Morton-Smith makes a further brilliant choice with the Russian team’s stage directions and has them speak in heavy accents only around the Western officials, slipping into regional accents when alone. The decision to use the actors’ differing native accents both reveals the artificiality of the controlled front required by the USSR and presents the Soviets as individuals, Estonians and Ukrainians with differing opinions on the Communist Party behind closed doors. Spassky’s faultless public manners mask a deep dissatisfaction with the misuse of resources in Russia and the extent of the KGB’s reach, a stance which makes his teammate Iivo’s forced return to Russia being for fears of desertion all the more upsetting.

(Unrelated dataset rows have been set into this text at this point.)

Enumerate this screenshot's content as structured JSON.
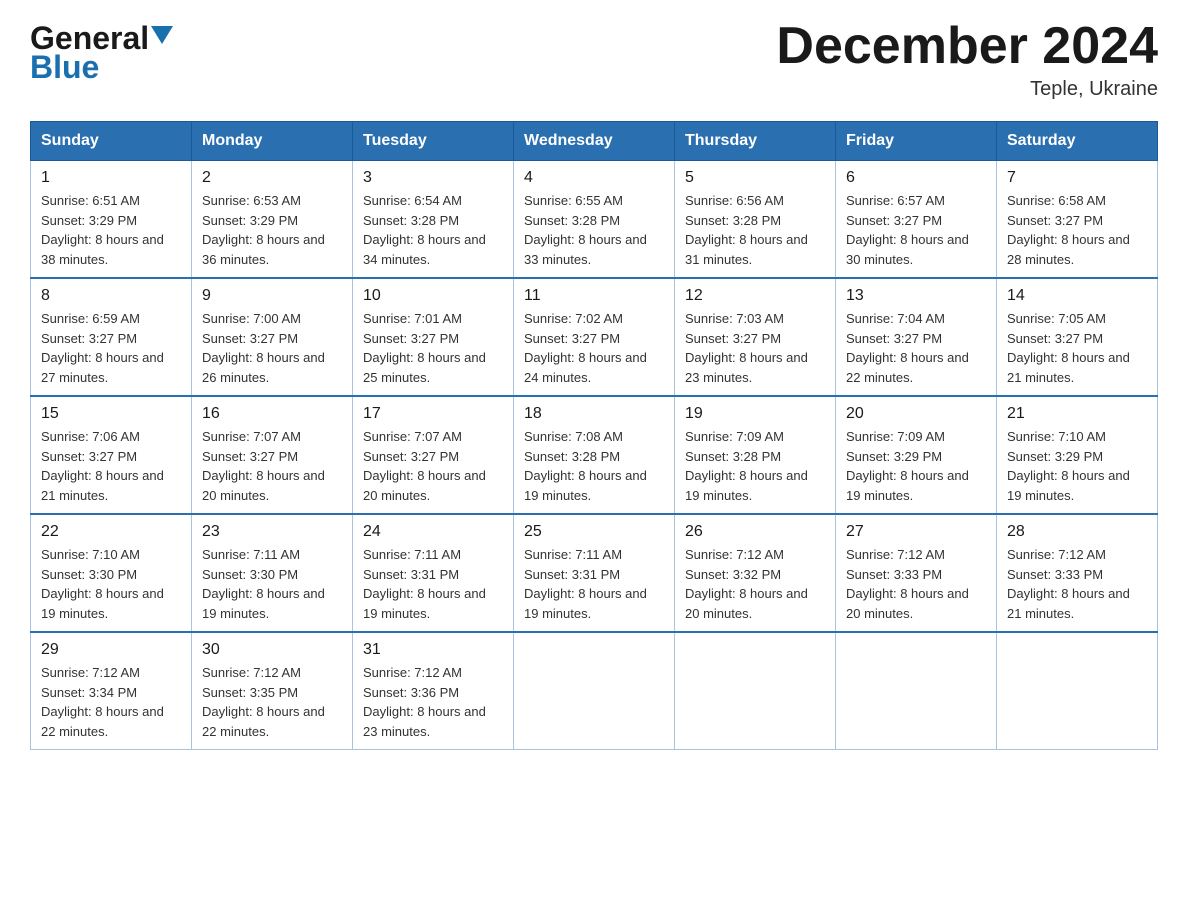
{
  "logo": {
    "general": "General",
    "blue": "Blue",
    "triangle": "▼"
  },
  "title": {
    "month_year": "December 2024",
    "location": "Teple, Ukraine"
  },
  "header_days": [
    "Sunday",
    "Monday",
    "Tuesday",
    "Wednesday",
    "Thursday",
    "Friday",
    "Saturday"
  ],
  "weeks": [
    [
      {
        "day": "1",
        "sunrise": "6:51 AM",
        "sunset": "3:29 PM",
        "daylight": "8 hours and 38 minutes."
      },
      {
        "day": "2",
        "sunrise": "6:53 AM",
        "sunset": "3:29 PM",
        "daylight": "8 hours and 36 minutes."
      },
      {
        "day": "3",
        "sunrise": "6:54 AM",
        "sunset": "3:28 PM",
        "daylight": "8 hours and 34 minutes."
      },
      {
        "day": "4",
        "sunrise": "6:55 AM",
        "sunset": "3:28 PM",
        "daylight": "8 hours and 33 minutes."
      },
      {
        "day": "5",
        "sunrise": "6:56 AM",
        "sunset": "3:28 PM",
        "daylight": "8 hours and 31 minutes."
      },
      {
        "day": "6",
        "sunrise": "6:57 AM",
        "sunset": "3:27 PM",
        "daylight": "8 hours and 30 minutes."
      },
      {
        "day": "7",
        "sunrise": "6:58 AM",
        "sunset": "3:27 PM",
        "daylight": "8 hours and 28 minutes."
      }
    ],
    [
      {
        "day": "8",
        "sunrise": "6:59 AM",
        "sunset": "3:27 PM",
        "daylight": "8 hours and 27 minutes."
      },
      {
        "day": "9",
        "sunrise": "7:00 AM",
        "sunset": "3:27 PM",
        "daylight": "8 hours and 26 minutes."
      },
      {
        "day": "10",
        "sunrise": "7:01 AM",
        "sunset": "3:27 PM",
        "daylight": "8 hours and 25 minutes."
      },
      {
        "day": "11",
        "sunrise": "7:02 AM",
        "sunset": "3:27 PM",
        "daylight": "8 hours and 24 minutes."
      },
      {
        "day": "12",
        "sunrise": "7:03 AM",
        "sunset": "3:27 PM",
        "daylight": "8 hours and 23 minutes."
      },
      {
        "day": "13",
        "sunrise": "7:04 AM",
        "sunset": "3:27 PM",
        "daylight": "8 hours and 22 minutes."
      },
      {
        "day": "14",
        "sunrise": "7:05 AM",
        "sunset": "3:27 PM",
        "daylight": "8 hours and 21 minutes."
      }
    ],
    [
      {
        "day": "15",
        "sunrise": "7:06 AM",
        "sunset": "3:27 PM",
        "daylight": "8 hours and 21 minutes."
      },
      {
        "day": "16",
        "sunrise": "7:07 AM",
        "sunset": "3:27 PM",
        "daylight": "8 hours and 20 minutes."
      },
      {
        "day": "17",
        "sunrise": "7:07 AM",
        "sunset": "3:27 PM",
        "daylight": "8 hours and 20 minutes."
      },
      {
        "day": "18",
        "sunrise": "7:08 AM",
        "sunset": "3:28 PM",
        "daylight": "8 hours and 19 minutes."
      },
      {
        "day": "19",
        "sunrise": "7:09 AM",
        "sunset": "3:28 PM",
        "daylight": "8 hours and 19 minutes."
      },
      {
        "day": "20",
        "sunrise": "7:09 AM",
        "sunset": "3:29 PM",
        "daylight": "8 hours and 19 minutes."
      },
      {
        "day": "21",
        "sunrise": "7:10 AM",
        "sunset": "3:29 PM",
        "daylight": "8 hours and 19 minutes."
      }
    ],
    [
      {
        "day": "22",
        "sunrise": "7:10 AM",
        "sunset": "3:30 PM",
        "daylight": "8 hours and 19 minutes."
      },
      {
        "day": "23",
        "sunrise": "7:11 AM",
        "sunset": "3:30 PM",
        "daylight": "8 hours and 19 minutes."
      },
      {
        "day": "24",
        "sunrise": "7:11 AM",
        "sunset": "3:31 PM",
        "daylight": "8 hours and 19 minutes."
      },
      {
        "day": "25",
        "sunrise": "7:11 AM",
        "sunset": "3:31 PM",
        "daylight": "8 hours and 19 minutes."
      },
      {
        "day": "26",
        "sunrise": "7:12 AM",
        "sunset": "3:32 PM",
        "daylight": "8 hours and 20 minutes."
      },
      {
        "day": "27",
        "sunrise": "7:12 AM",
        "sunset": "3:33 PM",
        "daylight": "8 hours and 20 minutes."
      },
      {
        "day": "28",
        "sunrise": "7:12 AM",
        "sunset": "3:33 PM",
        "daylight": "8 hours and 21 minutes."
      }
    ],
    [
      {
        "day": "29",
        "sunrise": "7:12 AM",
        "sunset": "3:34 PM",
        "daylight": "8 hours and 22 minutes."
      },
      {
        "day": "30",
        "sunrise": "7:12 AM",
        "sunset": "3:35 PM",
        "daylight": "8 hours and 22 minutes."
      },
      {
        "day": "31",
        "sunrise": "7:12 AM",
        "sunset": "3:36 PM",
        "daylight": "8 hours and 23 minutes."
      },
      null,
      null,
      null,
      null
    ]
  ]
}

Spassky shares none of Fischer’s blood lust when it comes to chess. He appreciates the beauty of the game so much he applauds his own defeat and admits he has used it as a coping mechanism since a young age. His worry that Fischer does not ‘even know what he represents… what this represents’, however, is unfounded. Both brilliant men are aware of the Cold War, the role they play in unwillingly embodying Russia versus America and Capitalism versus Communism. Both know that the singular camera arranged over their heads is broadcast to a waiting world and that every move they make has consequences on the World Stage. Both, most importantly, are excruciatingly aware of their own role as nothing but political pawns.